A Simple $U(1)$ Gauge Theory Explanation of the Diphoton Excess

TL;DR

This paper proposes a simple $U(1)$ gauge theory extension of the Standard Model where a new Higgs boson explains the diphoton excess, predicting unique decay signatures involving exotic quarks and gauge bosons.

Contribution

It introduces a novel $U(1)$ gauge model with specific charge assignments that naturally suppress flavor constraints and predicts distinctive decay channels for the new Higgs and quarks.

Findings

The model can produce a large enough diphoton rate to explain the excess.

It predicts additional signals with diphoton and digluon resonances.

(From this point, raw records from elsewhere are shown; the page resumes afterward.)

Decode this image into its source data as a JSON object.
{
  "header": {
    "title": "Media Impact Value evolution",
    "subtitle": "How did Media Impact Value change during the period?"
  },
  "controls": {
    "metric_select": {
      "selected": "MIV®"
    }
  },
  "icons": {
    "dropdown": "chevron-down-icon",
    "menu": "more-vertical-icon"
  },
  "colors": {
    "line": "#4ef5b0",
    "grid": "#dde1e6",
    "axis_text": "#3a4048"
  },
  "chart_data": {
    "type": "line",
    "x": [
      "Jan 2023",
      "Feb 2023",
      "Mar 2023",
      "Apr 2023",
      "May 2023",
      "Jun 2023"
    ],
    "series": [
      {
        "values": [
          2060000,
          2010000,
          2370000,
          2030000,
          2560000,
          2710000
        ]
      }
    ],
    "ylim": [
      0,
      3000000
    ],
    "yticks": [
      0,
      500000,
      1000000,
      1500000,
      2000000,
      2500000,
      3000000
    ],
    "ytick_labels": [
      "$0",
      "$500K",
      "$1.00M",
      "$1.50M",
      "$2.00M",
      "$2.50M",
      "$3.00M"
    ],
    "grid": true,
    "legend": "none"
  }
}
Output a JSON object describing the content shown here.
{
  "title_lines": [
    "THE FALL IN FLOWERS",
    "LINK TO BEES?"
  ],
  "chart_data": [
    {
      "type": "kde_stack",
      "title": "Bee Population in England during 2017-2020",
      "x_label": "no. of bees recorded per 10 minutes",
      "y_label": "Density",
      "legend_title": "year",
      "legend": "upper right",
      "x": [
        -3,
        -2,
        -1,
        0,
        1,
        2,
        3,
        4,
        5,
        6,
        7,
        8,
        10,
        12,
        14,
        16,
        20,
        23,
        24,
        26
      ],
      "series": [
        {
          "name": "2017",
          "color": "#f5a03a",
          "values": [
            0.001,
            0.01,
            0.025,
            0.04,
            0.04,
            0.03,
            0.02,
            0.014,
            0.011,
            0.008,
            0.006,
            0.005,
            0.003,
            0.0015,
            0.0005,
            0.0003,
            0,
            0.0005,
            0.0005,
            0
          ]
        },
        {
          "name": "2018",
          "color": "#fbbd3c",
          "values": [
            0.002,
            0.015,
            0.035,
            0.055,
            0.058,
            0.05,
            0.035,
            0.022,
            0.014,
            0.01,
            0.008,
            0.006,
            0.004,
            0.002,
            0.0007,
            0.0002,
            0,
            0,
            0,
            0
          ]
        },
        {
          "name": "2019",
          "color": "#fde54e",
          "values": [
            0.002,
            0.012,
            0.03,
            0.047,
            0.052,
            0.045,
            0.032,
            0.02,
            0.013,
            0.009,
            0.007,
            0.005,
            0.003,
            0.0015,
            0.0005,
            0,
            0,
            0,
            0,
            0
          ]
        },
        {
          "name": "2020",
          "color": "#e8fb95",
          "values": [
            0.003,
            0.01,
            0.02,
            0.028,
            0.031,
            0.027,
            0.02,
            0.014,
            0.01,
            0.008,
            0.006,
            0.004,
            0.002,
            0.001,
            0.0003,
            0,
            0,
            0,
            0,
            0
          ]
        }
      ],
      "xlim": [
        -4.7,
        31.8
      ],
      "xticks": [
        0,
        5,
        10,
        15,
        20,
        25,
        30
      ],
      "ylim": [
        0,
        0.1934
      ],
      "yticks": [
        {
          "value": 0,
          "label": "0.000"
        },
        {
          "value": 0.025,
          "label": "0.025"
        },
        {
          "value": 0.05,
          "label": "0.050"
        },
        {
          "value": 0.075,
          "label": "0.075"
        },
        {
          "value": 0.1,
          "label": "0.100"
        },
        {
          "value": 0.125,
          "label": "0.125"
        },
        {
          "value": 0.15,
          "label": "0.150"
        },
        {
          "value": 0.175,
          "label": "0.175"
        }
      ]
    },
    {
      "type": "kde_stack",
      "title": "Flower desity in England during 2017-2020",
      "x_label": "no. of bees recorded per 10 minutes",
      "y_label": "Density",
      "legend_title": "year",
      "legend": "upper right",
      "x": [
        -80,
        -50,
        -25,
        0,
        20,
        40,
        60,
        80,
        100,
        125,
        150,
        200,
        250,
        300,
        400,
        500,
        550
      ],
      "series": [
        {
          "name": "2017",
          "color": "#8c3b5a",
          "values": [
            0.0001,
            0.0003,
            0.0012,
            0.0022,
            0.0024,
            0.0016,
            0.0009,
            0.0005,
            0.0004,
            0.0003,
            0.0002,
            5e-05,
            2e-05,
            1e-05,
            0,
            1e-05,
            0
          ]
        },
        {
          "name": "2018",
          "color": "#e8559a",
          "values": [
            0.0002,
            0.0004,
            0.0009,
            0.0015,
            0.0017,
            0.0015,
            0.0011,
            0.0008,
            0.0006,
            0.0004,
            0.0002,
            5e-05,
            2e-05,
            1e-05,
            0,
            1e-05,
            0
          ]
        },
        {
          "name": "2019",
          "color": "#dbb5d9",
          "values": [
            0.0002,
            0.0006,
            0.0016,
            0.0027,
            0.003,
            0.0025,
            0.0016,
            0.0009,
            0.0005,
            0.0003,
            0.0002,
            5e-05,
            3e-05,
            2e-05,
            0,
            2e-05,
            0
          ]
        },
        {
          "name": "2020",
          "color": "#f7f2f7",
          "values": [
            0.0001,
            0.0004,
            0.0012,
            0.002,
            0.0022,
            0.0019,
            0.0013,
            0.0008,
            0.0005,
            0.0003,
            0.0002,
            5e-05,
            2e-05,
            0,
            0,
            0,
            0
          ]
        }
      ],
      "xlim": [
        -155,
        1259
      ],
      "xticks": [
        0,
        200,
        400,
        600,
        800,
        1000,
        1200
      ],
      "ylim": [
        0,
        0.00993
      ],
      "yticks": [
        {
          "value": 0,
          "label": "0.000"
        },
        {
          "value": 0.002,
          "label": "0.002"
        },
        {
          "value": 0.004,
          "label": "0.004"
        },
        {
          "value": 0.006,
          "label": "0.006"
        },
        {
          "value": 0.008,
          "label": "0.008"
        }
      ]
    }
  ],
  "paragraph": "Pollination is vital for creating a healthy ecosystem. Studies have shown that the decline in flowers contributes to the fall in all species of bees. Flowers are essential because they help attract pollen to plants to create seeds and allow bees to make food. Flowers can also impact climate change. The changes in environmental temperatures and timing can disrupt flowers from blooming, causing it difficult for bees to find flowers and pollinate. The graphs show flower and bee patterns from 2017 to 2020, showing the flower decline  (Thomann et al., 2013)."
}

The new Higgs can decay into $\gamma A_x$ and $Z A_x$, with $A_x$ decaying into SM fermions.

Abstract

The recent ATLAS and CMS diphoton resonance excesses are explored in a simple $U(1)$ gauge theory extension of the Standard Model where the resonance is the Higgs boson of the $U(1)$ symmetry breaking, $\phi$. This particle couples to exotic quarks which, through loops, can produce a large enough rate to explain the excess. Due to the choice of $U(1)$ charges, flavor constraints are naturally suppressed, allowing arbitrary flavor violation in the decays of the new quarks to up-type quarks, modifying their signal topologies. An additional heavy quark in the model decays to the lighter exotic quark by emitting either $\phi$ or the $U(1)$ gauge boson, $A_x$, giving extra signals containing diphoton and digluon resonances. Finally, the new Higgs can decay into $\gamma A_x$ and $Z A_x$, followed by $A_x$ decaying into Standard Model fermions through kinetic mixing. Thus, this model gives interesting modified signals to the general class of exotic quark models explaining the diphoton resonance.